Kontrbasın çalmak istediğiniz entrüman olduğuna nasıl karar verdiniz?
12-13 yaşlarındayken okulumuzdaki bir grupta beraber çalan üç gitaristten biriydim. Bir gün aramızdan birinin bas çalmayı öğrenmesi gerektiğine karar verdik. Bu da bendim! Bir bas gitar aldım ve daha sonra, 17 yaşındayken, bana bir kontrbas miras kaldı. Onu çalmayı o kadar çok sevdim ki diğer bütün enstrümanlardan vazgeçtim.
Bu basın size kimden miras kaldığını öğrenebilir miyim?
Büyük dayımındı.
“Swing hissi” denilen şeyi nasıl açıklıyorsunuz?
Bir triplet ile noktalı minim arasında bir şey. Hissettiğinizde anlıyorsunuz.

Dan Sheppard & Jason Henson (Photo: internet/unknown)
Çalmayı ilk öğrendiğiniz parça(lar) neydi?
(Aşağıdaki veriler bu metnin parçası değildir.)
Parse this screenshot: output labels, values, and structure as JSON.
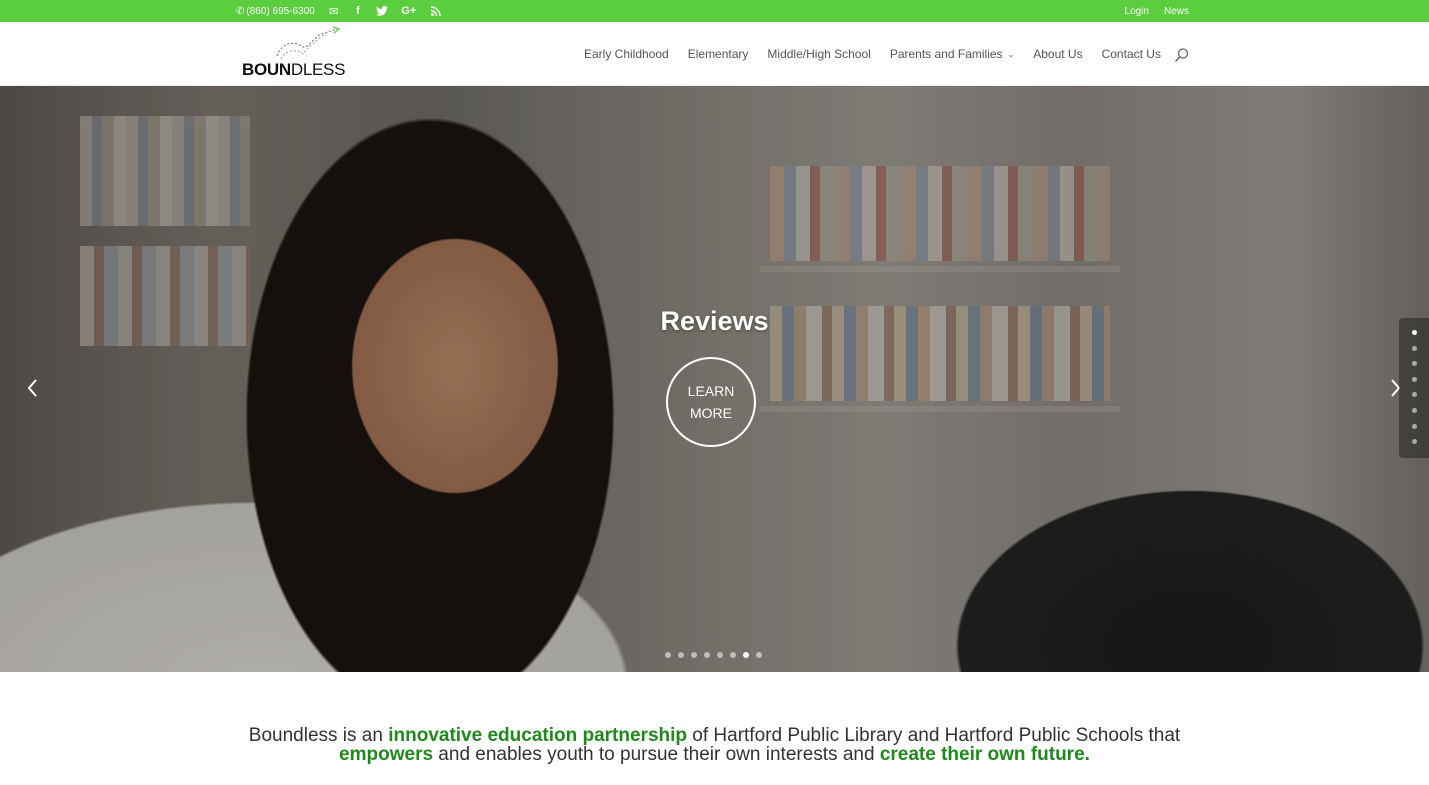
{
  "topbar": {
    "phone": "(860) 695-6300",
    "social_icons": [
      "email-icon",
      "facebook-icon",
      "twitter-icon",
      "google-plus-icon",
      "rss-icon"
    ],
    "links": [
      "Login",
      "News"
    ],
    "background": "#5bce3f"
  },
  "header": {
    "logo_text_bold": "BOUN",
    "logo_text_rest": "DLESS",
    "nav": [
      {
        "label": "Early Childhood"
      },
      {
        "label": "Elementary"
      },
      {
        "label": "Middle/High School"
      },
      {
        "label": "Parents and Families",
        "has_dropdown": true
      },
      {
        "label": "About Us"
      },
      {
        "label": "Contact Us"
      }
    ],
    "search_icon": "search-icon"
  },
  "hero": {
    "title": "Reviews",
    "button_line1": "LEARN",
    "button_line2": "MORE",
    "slide_count": 8,
    "active_slide_index": 6,
    "side_active_index": 0
  },
  "mission": {
    "p1": "Boundless is an ",
    "h1": "innovative education partnership",
    "p2": " of Hartford Public Library and Hartford Public Schools that",
    "h2": "empowers",
    "p3": " and enables youth to pursue their own interests and ",
    "h3": "create their own future.",
    "accent": "#1e8a1a"
  }
}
Sanırım ‘All Blues’ ya da ‘So What’, Miles Davis’in ‘Kind of Blue’ albümünden. Anne ve babamda bu albüm vardı ve hep bu parçaları çalmayı denerdim.
Chick Corea ve Herbie Hancock’un müziğini seviyorsunuz ve bebop ilgilendiğiniz asıl tür. Zamanla müzik algınız nasıl gelişti? Kimlerden etkilendiniz?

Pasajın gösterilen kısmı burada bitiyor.